# Mac cannot start up.



## Perad (Dec 21, 2005)

Hi,

I installed a security fix last night and now it won't start.

It gets to a white screen with a grey apple on it. The mouse indicator is a roating grey circle - not the wheel of misfortune - nothing happens.

I have my leopard disk.

Is there a way to fix OSX without destroying all of my data?

Edit: White 20" iMac. Don't know the spec's off hand. Mid-range. Running Leopard. Comp is about 4 years old. Has had some minor complaints for ages and has been in a cupboard for the past month... until yesterday... it worked... got updated... broke...


----------



## Perad (Dec 21, 2005)

I am still looking for a reply if anyone has any ideas.

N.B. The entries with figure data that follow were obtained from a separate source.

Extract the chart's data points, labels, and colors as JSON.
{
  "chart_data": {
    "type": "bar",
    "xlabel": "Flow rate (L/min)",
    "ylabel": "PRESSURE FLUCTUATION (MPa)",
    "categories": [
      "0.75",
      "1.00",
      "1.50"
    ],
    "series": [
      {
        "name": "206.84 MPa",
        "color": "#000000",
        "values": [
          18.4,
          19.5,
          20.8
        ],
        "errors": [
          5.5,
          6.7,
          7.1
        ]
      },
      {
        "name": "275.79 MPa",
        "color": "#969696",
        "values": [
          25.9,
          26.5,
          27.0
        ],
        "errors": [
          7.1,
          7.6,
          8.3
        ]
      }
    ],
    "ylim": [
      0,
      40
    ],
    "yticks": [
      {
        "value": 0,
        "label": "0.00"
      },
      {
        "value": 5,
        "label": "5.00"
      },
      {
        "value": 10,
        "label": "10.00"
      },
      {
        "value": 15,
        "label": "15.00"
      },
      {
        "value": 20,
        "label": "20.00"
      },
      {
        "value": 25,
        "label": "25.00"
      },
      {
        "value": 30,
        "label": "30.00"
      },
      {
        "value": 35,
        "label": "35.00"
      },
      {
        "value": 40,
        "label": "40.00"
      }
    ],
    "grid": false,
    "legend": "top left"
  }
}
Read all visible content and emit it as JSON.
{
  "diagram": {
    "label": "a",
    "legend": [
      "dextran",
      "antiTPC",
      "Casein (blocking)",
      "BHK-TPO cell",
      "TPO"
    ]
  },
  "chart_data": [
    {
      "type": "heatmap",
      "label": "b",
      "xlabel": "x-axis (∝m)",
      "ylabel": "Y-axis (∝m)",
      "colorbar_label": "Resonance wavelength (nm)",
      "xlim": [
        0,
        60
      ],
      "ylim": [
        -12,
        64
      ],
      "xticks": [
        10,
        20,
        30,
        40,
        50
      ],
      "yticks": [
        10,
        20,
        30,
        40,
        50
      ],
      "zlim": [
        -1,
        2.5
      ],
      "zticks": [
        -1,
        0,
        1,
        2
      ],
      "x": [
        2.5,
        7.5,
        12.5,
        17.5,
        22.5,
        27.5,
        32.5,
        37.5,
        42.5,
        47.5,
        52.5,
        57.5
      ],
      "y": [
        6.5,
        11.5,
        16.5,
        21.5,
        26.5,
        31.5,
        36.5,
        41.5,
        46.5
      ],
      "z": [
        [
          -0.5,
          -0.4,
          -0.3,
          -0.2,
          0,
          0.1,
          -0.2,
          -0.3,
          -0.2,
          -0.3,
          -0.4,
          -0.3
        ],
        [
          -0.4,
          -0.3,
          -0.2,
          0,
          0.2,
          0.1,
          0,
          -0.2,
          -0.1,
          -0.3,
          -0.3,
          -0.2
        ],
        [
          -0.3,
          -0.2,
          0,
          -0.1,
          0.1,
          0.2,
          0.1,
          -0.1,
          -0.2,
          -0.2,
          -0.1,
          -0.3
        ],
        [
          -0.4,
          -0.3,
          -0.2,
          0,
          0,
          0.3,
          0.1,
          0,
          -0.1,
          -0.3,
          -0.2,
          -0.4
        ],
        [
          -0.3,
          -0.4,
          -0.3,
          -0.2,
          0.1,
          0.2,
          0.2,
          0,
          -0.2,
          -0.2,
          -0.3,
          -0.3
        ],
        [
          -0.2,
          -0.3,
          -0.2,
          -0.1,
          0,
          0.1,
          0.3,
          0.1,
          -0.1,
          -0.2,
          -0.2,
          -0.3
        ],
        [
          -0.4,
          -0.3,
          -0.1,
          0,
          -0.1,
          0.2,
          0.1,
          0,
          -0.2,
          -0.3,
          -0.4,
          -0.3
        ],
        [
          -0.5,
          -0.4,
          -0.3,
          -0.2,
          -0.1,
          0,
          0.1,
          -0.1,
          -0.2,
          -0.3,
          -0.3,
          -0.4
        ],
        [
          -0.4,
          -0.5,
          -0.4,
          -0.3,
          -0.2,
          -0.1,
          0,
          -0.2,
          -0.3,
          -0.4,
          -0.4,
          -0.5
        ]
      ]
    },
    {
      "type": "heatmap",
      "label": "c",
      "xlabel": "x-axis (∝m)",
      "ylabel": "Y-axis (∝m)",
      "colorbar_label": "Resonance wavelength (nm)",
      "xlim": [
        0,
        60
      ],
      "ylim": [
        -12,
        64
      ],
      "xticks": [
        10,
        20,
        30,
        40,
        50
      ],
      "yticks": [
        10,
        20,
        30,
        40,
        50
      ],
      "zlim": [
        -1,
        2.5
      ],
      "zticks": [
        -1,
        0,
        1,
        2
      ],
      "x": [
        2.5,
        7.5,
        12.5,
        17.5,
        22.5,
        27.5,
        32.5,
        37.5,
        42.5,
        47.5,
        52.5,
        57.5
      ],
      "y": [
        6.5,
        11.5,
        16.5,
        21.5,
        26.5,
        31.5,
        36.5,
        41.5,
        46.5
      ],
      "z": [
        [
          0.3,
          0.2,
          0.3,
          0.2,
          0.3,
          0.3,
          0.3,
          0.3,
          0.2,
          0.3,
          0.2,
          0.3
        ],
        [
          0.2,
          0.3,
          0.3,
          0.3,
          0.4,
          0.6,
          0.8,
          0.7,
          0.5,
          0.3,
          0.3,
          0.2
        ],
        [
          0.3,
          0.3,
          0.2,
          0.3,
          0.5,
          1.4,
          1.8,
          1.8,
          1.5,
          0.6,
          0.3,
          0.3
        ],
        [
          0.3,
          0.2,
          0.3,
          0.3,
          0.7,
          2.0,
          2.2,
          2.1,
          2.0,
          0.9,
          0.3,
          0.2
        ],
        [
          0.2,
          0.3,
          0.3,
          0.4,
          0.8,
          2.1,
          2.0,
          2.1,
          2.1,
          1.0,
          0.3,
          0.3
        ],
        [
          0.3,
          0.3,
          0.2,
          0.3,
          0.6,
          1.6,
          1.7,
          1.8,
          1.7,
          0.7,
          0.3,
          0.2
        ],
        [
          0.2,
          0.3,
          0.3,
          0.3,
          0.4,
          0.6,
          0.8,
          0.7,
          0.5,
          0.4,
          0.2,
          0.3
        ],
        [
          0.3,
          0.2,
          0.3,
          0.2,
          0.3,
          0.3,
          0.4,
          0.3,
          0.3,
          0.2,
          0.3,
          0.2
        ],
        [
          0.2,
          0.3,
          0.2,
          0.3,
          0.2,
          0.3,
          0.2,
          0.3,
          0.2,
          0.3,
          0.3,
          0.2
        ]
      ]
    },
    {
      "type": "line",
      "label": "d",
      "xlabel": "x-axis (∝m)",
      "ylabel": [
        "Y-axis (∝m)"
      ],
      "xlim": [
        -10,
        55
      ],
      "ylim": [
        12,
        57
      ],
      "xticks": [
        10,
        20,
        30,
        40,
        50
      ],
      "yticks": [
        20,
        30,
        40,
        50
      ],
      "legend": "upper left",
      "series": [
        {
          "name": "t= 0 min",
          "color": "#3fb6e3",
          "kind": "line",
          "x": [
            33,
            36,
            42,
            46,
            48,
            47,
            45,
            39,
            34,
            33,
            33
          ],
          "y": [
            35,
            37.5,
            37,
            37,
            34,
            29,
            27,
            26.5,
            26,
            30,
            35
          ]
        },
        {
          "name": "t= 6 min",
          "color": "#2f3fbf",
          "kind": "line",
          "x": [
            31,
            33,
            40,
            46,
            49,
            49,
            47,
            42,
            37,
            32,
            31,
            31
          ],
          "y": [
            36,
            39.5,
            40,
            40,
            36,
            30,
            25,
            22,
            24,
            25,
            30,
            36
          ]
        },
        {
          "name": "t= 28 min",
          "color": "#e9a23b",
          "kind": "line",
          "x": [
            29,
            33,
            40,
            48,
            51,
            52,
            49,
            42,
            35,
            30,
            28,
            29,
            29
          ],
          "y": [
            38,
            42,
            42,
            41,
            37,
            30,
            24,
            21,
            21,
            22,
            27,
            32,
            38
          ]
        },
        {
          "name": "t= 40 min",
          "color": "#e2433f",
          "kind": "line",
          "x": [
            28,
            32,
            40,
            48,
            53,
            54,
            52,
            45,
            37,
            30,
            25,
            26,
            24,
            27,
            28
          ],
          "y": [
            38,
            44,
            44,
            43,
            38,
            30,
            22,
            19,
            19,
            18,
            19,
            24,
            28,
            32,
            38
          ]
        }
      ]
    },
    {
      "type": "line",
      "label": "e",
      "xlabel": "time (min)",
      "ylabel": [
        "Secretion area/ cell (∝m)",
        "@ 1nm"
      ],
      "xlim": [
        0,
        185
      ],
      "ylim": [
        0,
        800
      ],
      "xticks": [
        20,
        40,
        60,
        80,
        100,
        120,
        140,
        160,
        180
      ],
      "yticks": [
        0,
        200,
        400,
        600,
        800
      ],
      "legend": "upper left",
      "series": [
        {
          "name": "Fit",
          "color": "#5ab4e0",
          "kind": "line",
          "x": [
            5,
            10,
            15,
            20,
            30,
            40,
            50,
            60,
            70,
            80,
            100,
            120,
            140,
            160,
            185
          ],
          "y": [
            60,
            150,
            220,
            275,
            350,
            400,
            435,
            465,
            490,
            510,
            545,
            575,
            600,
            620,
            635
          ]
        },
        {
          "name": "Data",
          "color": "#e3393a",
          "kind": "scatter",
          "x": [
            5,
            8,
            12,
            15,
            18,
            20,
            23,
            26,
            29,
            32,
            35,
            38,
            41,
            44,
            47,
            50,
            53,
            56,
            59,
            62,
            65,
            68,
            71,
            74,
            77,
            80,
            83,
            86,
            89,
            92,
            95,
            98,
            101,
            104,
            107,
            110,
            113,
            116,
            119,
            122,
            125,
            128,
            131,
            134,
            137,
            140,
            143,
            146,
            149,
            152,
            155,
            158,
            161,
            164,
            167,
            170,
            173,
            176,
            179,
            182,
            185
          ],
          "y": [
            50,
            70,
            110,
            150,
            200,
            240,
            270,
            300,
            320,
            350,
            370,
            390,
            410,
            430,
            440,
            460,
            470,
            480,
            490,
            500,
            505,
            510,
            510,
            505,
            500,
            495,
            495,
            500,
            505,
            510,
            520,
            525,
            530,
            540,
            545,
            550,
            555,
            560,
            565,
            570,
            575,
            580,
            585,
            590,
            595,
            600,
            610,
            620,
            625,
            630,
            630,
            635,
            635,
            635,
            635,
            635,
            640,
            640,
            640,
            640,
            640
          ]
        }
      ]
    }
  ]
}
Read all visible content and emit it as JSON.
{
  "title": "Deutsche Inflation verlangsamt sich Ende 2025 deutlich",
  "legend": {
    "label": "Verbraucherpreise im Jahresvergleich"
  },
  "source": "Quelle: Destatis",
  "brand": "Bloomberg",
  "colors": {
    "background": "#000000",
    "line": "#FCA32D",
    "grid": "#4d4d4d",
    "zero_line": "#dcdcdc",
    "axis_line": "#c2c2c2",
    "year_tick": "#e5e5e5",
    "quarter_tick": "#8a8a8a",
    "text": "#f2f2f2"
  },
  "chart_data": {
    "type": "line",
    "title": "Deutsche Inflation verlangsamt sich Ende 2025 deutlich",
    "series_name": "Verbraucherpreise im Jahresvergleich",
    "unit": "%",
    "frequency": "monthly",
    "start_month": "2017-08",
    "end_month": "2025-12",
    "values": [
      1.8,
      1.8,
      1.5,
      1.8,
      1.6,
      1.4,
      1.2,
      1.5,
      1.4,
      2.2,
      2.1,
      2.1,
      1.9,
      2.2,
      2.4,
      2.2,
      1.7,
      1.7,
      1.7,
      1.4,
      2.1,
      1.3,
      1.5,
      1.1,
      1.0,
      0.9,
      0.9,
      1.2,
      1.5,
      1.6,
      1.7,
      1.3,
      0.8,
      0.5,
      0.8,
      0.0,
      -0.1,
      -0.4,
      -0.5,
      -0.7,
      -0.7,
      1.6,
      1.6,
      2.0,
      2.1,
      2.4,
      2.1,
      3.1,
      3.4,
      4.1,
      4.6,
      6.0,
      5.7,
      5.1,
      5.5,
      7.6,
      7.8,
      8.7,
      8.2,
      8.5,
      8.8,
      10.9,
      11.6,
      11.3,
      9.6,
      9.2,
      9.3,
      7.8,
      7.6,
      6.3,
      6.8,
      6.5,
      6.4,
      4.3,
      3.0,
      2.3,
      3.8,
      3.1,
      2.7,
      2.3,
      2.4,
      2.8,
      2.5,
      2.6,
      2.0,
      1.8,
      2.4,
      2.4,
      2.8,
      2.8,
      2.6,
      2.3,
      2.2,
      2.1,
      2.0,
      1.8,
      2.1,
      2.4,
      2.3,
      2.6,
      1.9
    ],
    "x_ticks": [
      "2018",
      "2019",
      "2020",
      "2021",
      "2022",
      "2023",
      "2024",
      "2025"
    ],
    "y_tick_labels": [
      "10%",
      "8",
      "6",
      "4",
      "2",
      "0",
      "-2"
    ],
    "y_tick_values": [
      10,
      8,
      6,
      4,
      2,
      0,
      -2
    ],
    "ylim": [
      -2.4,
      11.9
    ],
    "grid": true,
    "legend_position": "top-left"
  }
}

Is there any way to repair an installation using the OSX disk. Just looking for whatever has the best chance of saving my data.


----------



## badness (Aug 20, 2004)

How about an archive and install? Should keep all of your data intact.
badness


----------



## Headrush (Feb 9, 2005)

Does it start in safe mode?


----------



## Perad (Dec 21, 2005)

I didn't know that Mac's had a safe mode. How do I get into it?


----------



## Headrush (Feb 9, 2005)

Perad said:


> I didn't know that Mac's had a safe mode. How do I get into it?


Shift key.

Other startup keys: http://support.apple.com/kb/HT1533


----------